INSURANCE PREMIUM TAX - DON'T LET IT UNDERMINE YOUR PROGRAMME

18 Jun 2008

Insurance Premium Tax (IPT) can be the Achilles Heel of a global insurance programme, the AIRMIC annual conference heard today. Getting it right requires considerable effort, but protects the organisation and its risk manager from the consequences of non-compliance.

“If your programme breaks the IPT rules, no matter how innocently, it can result in fines and damage to your firm’s reputation and jeopardise any claims you make,” former AIRMIC chairman David Ketley told a workshop.

“This is one aspect of an insurance programme that’s easy to overlook, but you mustn’t ignore it.”

The basic rules are fairly straightforward, he said, but the devil can be in the detail. Insurance managers need to be clear about who is liable to pay IPT and which rules apply. The method of premium allocation can also be fraught, with companies tempted to be over-weight in countries where IPT is low.

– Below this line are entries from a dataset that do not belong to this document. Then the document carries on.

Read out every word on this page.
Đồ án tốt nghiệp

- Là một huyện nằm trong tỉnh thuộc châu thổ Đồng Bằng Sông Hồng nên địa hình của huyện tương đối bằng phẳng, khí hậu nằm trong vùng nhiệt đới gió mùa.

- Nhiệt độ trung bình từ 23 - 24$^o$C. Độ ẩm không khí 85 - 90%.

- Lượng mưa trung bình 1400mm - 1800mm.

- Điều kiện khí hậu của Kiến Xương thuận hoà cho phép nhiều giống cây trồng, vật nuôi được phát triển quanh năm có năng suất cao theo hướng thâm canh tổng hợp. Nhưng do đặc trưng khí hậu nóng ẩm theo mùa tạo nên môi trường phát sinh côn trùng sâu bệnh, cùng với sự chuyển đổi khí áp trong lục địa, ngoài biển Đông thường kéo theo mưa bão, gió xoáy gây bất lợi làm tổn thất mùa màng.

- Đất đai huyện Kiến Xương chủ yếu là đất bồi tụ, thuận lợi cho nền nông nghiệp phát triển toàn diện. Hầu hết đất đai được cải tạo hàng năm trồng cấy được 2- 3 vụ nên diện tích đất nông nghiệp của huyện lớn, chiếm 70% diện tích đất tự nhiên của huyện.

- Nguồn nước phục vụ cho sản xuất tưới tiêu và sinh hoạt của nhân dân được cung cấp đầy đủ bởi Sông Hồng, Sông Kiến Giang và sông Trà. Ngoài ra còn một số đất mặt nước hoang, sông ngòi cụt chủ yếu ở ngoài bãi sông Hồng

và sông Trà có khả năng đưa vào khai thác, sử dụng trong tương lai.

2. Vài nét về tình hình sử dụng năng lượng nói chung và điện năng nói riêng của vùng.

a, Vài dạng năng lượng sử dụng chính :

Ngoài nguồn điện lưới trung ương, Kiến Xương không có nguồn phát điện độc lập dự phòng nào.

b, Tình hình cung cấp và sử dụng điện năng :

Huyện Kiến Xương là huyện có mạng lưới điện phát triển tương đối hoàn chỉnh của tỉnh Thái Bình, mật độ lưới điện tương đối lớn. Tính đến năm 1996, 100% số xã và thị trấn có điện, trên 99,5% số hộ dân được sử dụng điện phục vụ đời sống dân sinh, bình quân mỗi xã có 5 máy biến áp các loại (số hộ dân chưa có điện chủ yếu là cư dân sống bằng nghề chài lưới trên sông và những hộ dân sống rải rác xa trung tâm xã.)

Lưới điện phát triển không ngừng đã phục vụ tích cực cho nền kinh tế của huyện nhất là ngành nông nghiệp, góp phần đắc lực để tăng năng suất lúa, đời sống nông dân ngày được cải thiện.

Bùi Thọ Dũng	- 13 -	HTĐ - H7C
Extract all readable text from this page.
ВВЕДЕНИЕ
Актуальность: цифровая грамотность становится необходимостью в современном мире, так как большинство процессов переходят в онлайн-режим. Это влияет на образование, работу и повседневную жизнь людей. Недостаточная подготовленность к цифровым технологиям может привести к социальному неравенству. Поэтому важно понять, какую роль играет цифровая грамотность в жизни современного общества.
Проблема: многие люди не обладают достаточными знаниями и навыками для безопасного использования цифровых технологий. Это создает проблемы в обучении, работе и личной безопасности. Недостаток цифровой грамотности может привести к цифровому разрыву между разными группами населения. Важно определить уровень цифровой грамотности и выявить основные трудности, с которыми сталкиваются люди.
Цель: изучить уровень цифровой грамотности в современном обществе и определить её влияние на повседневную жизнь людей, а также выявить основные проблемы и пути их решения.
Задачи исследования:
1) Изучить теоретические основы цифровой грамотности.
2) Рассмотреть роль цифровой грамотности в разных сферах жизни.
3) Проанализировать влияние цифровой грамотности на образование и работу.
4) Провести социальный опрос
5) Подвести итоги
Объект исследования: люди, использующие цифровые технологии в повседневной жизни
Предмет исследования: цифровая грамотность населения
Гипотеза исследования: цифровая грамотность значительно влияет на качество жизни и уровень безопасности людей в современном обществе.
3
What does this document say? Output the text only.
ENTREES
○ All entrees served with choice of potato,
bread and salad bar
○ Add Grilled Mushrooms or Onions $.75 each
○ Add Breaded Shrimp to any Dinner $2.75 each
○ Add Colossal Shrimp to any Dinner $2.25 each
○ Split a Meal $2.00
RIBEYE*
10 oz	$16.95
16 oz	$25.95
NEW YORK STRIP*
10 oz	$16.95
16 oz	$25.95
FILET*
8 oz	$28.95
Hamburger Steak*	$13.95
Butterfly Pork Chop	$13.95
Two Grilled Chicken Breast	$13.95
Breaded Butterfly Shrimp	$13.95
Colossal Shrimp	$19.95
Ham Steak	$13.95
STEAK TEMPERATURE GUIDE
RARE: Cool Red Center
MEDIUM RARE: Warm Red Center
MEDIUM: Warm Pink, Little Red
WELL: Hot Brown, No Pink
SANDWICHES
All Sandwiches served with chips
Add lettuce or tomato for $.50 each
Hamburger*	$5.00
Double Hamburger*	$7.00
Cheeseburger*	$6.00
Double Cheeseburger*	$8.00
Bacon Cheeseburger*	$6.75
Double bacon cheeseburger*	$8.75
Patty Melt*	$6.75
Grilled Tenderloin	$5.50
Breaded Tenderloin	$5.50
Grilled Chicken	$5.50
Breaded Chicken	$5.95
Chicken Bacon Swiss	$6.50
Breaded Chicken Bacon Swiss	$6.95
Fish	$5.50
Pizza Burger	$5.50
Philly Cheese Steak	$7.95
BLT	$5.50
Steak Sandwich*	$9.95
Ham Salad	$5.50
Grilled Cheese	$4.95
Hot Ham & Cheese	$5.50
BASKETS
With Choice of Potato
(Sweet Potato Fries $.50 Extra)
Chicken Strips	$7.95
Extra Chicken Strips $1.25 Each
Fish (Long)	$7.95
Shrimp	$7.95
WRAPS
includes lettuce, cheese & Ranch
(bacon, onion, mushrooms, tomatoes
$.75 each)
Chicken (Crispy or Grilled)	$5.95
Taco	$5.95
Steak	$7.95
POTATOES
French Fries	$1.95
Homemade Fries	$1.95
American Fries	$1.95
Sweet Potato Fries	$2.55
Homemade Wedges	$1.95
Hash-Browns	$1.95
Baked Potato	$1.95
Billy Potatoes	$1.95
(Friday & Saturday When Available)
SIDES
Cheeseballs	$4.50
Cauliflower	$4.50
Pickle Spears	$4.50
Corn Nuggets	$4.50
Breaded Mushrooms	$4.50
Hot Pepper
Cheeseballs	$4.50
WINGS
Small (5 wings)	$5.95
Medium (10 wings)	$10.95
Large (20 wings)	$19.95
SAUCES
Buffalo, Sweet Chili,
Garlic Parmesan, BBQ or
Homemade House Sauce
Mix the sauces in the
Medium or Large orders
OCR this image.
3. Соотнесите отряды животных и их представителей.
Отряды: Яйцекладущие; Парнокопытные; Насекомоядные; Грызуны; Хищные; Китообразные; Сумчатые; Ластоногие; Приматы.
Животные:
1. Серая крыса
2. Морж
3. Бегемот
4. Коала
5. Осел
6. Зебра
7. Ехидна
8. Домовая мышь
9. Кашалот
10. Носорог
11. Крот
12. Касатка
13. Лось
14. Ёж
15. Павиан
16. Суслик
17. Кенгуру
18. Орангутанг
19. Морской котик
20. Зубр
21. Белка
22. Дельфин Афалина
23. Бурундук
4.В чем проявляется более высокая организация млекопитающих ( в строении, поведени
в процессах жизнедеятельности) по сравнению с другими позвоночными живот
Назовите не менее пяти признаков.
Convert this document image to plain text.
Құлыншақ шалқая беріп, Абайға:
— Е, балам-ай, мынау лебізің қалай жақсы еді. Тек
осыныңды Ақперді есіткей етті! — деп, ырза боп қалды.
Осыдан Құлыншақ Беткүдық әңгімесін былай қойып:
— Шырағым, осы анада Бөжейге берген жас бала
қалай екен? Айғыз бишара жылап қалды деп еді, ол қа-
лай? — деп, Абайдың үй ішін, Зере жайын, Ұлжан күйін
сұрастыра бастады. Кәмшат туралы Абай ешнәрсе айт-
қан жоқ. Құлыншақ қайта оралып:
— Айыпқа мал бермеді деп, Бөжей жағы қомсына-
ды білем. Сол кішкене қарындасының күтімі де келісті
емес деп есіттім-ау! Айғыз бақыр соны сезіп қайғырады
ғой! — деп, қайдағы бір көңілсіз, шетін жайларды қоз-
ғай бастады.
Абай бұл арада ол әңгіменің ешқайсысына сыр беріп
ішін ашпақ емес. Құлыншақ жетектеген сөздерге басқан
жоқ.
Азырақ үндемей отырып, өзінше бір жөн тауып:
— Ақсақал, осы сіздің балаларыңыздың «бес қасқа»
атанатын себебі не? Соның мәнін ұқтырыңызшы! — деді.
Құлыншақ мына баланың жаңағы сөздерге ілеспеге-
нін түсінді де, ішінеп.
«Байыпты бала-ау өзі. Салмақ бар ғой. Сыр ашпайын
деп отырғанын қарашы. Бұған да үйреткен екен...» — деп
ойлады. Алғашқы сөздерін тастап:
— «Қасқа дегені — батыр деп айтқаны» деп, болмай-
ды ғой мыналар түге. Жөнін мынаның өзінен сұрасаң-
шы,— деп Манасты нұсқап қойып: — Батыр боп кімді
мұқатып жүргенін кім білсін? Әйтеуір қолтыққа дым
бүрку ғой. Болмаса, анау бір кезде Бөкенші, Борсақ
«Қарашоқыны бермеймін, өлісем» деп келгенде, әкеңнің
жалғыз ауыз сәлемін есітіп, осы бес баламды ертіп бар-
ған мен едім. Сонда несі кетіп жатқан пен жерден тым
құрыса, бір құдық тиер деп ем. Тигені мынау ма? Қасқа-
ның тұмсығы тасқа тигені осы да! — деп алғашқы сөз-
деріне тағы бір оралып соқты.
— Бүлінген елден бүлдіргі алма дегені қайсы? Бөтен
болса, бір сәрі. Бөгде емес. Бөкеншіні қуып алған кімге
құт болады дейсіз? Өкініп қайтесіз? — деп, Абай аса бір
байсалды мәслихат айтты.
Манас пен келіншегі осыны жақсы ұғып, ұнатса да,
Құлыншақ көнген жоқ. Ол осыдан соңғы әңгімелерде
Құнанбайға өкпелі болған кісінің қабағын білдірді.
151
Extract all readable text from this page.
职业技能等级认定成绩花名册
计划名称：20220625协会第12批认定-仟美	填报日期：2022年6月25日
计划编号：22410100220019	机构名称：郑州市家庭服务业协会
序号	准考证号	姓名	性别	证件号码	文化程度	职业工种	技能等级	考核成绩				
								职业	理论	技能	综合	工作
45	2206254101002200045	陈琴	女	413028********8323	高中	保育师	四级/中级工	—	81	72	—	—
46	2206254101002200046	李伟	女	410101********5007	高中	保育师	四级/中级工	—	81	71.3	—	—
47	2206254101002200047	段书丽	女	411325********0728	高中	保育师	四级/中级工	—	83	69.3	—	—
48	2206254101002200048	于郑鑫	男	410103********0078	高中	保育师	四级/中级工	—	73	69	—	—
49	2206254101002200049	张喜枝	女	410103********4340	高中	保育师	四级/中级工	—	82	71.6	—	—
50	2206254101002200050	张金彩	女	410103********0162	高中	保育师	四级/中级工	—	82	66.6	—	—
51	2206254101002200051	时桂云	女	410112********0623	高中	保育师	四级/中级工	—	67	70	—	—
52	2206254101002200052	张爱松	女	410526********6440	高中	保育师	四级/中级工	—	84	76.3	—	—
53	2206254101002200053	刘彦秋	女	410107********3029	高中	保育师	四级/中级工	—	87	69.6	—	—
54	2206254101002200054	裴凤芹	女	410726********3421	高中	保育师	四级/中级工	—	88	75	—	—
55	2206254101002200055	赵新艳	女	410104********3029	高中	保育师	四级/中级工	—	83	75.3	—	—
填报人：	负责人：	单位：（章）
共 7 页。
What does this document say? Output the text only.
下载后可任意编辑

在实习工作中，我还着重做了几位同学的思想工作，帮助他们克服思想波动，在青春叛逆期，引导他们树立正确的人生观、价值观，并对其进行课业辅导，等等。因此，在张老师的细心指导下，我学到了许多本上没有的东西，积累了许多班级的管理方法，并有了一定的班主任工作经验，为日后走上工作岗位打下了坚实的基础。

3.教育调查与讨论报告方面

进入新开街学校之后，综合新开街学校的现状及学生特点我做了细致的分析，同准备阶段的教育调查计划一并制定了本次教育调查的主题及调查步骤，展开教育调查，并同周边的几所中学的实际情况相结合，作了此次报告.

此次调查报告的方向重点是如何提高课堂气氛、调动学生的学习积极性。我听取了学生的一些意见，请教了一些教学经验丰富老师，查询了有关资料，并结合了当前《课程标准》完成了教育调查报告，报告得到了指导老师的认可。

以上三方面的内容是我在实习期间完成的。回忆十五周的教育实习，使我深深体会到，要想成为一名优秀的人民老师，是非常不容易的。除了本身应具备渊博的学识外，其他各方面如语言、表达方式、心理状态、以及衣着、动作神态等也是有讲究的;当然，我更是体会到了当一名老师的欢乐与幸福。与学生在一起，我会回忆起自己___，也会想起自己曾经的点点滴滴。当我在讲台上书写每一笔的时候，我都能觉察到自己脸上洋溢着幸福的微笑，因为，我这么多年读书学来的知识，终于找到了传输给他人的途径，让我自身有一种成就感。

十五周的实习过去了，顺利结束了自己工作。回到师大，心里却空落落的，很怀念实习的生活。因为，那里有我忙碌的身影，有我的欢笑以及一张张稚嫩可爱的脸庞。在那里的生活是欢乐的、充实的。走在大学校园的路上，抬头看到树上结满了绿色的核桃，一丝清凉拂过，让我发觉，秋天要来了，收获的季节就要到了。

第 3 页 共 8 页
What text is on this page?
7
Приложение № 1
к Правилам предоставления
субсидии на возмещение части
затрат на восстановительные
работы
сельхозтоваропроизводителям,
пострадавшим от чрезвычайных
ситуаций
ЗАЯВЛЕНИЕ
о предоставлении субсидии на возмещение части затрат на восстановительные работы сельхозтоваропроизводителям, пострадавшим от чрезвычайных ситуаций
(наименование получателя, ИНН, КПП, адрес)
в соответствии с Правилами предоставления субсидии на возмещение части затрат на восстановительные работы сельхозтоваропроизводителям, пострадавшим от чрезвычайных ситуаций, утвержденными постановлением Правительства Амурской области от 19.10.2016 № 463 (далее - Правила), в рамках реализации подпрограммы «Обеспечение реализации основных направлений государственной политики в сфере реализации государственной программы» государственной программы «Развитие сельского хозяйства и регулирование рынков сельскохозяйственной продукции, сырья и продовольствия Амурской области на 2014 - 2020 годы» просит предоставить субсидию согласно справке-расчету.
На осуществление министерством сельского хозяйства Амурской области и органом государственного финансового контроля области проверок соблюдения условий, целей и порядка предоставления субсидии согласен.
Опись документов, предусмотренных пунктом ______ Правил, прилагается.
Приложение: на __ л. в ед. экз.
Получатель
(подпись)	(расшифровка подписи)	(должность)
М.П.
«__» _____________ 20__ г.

“It can be important when making a claim or when questioned by the authorities to demonstrate that your IPT allocation reflects as accurately as possible the location of your risk,” he told delegates.

Co-presenter Mike Stalley of Fiscal Rep Limited set out a 5-ppint checklist for insurance buyers:

  • Don’t let the tax tail wag the insurance dog;
  • Justify the allocation of premiums;
  • Calculate tax cost at renewal;
  • Seek professional advice;
  • Check whether your broker and/or insurer are paying IPT. 

David Ketley is Insurance Manager at Cargill Europe.

The AIRMIC annual conference “communicating risk management” takes place at the Edinburgh Conference Centre June 17-18. The association represents nearly 1,000 risk managers and corporate insurance buyers, including approximately 75% of FTSE 100 companies.